In my previous post on niche I spoke about how by choosing a niche you get to be more of you and attract the types of clients that want to work with you. There is obviously more to that than just showing up as you. One part of being successful in a niche depends on how well you know the needs and ambitions of your clients in that niche and how well your business is focused on them. Establishing yourself as an expert in a particular area is a lot easier than trying to be all things to all people.
What does it take to be successful in a niche?
1) Research your clients continuously. Being on top of your client’s needs and how they talk about their problems, helps you understand what you need to offer and how you need to offer your services or products. You might be carrying a product line that does not make you any money, even though you think it’s a great product. It might be the right product for your customers, but the way you have been promoting it, does not speak your client’s language. Research will enable you to understand what needs does this product line fill and what would be the right situation to talk about it.
2) Network and advertise in circles where you ideal clients are. There is no point in showing up to events where you meet small business owners primarily if your clients work in large towers. Find venues and people who can put you in front of your potential clients and then show your competence.
3) Build your business around serving the needs of your niche. Find partners who work with your ideal clients so you can serve them better by offering a more comprehensive service. Go to conferences to learn more about the topics that your clients are interested in, volunteer at events where they are. Leave out all services and products that your clients are not interested in and focus on improving the ones that they are. Hummingbirds are a good example of focusing on their niche – their beaks and bodies are developed to be able to extract nectar from the flowers that they pollinate in return.
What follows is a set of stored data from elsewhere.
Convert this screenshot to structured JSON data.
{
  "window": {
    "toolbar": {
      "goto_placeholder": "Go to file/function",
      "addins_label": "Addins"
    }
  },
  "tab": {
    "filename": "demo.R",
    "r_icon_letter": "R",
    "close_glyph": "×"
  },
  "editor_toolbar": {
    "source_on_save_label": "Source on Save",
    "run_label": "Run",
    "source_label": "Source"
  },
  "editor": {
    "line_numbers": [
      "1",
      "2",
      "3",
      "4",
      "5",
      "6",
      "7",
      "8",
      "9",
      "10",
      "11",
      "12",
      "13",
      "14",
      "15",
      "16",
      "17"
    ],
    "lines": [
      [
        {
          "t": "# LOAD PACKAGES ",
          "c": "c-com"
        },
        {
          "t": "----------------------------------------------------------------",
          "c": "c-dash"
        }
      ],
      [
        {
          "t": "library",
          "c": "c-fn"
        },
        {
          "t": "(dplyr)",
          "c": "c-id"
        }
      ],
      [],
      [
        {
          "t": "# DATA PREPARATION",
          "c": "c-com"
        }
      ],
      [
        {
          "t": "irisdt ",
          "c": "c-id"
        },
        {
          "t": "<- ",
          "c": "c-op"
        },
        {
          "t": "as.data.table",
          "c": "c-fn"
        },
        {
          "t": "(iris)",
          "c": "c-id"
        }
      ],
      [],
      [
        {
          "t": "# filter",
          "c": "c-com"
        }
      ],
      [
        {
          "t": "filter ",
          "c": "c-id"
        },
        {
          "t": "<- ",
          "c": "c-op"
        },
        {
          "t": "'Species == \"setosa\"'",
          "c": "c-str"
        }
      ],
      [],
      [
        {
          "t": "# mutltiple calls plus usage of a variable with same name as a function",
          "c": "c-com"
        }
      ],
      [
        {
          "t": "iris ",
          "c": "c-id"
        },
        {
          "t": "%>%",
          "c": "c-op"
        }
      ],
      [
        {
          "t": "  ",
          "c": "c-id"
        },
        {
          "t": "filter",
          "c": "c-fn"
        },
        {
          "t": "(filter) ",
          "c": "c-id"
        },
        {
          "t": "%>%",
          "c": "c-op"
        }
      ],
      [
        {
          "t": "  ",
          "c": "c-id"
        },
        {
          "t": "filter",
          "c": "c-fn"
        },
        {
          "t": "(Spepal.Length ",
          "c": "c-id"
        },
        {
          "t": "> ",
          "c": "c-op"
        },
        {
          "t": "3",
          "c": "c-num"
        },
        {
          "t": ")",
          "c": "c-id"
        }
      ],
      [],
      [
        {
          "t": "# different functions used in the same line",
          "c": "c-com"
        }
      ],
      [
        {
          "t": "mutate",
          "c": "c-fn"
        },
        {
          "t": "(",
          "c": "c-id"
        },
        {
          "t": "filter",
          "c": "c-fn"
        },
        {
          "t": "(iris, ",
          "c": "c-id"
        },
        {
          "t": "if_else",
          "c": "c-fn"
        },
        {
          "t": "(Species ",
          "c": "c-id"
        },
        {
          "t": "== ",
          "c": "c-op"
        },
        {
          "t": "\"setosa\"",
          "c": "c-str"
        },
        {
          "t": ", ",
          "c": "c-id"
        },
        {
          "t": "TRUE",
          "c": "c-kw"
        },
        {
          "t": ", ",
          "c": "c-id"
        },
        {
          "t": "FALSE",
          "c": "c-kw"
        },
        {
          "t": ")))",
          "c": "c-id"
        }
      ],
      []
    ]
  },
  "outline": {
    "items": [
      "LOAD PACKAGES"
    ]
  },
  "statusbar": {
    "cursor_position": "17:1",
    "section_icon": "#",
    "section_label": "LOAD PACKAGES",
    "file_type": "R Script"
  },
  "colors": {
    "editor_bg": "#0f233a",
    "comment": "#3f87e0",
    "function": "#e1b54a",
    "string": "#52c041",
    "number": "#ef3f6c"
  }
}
4) Keep evolving. You can argue that by focusing on a niche, you might be out of job one day when there are not enough clients in a niche. There are many examples of companies who have gone bankrupt by not realizing that the trends are shifting and there are not enough customers for their products any more. You can avoid that by analyzing your business and staying on top of trends that affect your clientele (see points 1) and 2)). Start focusing on new types of clients early on when you know that the current business in not viable for a long time.